Arts-based research inverts McPherson’s polemical argument: the disciplinary structures that build the academy’s discursive boxes actively discourage the kinds of scholarship for which McPherson clamors. Interdisciplinarity, while used as a buzzword for progressivist notions of scholarship, is regularly at odds with academia’s dogmatic institutional structure.5 The arts, with its methodological and epistemic capricousness, can work in the reverse of McPherson’s logic: what the academy needs is less department formations and more researchers willing to follow threads and imagine methods through whatever discipline within which they find themselves. The work I describe in this chapter is at times a woven braid and at other times a unordered bird’s nest, but what these projects I outline present a kind of arts-based method, which have each contributed in some form to the claims elsewhere in this dissertation.

  1. The UCLA Humanities Division and Digital Humanities at UCLA. 2009. “The Digital Humanities Manifesto 2.0.” May 29, 2009.

    Kirschenbaum, Matthew G. 2013. “What Is Digital Humanities and What’s It Doing in English Departments?” In Defining Digital Humanities: A Reader, edited by Melissa Terras, Julianne Nyhan, and Edward Vanhoutte, 195–204. Surrey: Ashgate.

    Add more? 

  2. I suspect my anemic work from the past seven years is a result of a view of these practices as a process and not a result. 
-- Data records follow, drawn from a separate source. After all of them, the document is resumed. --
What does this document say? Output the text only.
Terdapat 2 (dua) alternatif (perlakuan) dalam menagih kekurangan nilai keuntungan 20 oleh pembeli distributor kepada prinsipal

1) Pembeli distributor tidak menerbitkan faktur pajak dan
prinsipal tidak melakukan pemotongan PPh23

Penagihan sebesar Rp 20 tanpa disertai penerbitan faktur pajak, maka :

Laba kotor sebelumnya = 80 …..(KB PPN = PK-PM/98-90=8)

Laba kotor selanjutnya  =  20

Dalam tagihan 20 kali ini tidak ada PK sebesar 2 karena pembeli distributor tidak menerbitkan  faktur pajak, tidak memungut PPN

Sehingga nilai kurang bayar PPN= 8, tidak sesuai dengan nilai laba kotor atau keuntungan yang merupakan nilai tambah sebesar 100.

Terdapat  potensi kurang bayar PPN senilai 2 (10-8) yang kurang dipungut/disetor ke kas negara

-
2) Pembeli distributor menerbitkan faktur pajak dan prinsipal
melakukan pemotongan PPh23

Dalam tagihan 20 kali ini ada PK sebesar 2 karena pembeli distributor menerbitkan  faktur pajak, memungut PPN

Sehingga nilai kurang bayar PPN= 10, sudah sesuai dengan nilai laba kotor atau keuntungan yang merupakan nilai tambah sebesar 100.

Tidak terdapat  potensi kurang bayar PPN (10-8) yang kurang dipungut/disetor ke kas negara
  3. Purcell, Sean. “Rendering in Analog Games: Dissected Puzzles and Georgian Death Culture.” Game Studies 23, no. 1 (2023). 

  4. There is some relationship to the speculative history here. See: Thompson, Krista. “Art, Fiction, History.” Perspectives, Forthcoming 2017; Hartman, Saidiya. Lose Your Mother: A Journey Along the Atlantic Slave Route. Farrar, Straus and Giroux, 2007.

    ———. “Venus in Two Acts.” Small Axe 12, no. 2 (2008): 1–14.

    Hartman, Saidiya V. Scenes of Subjection: Terror, Slavery, and Self-Making in Nineteenth-Century America. Oxford & New York: Oxford University Press, 1997. 

  5. See: The shit show known as Indiana University’s Media School.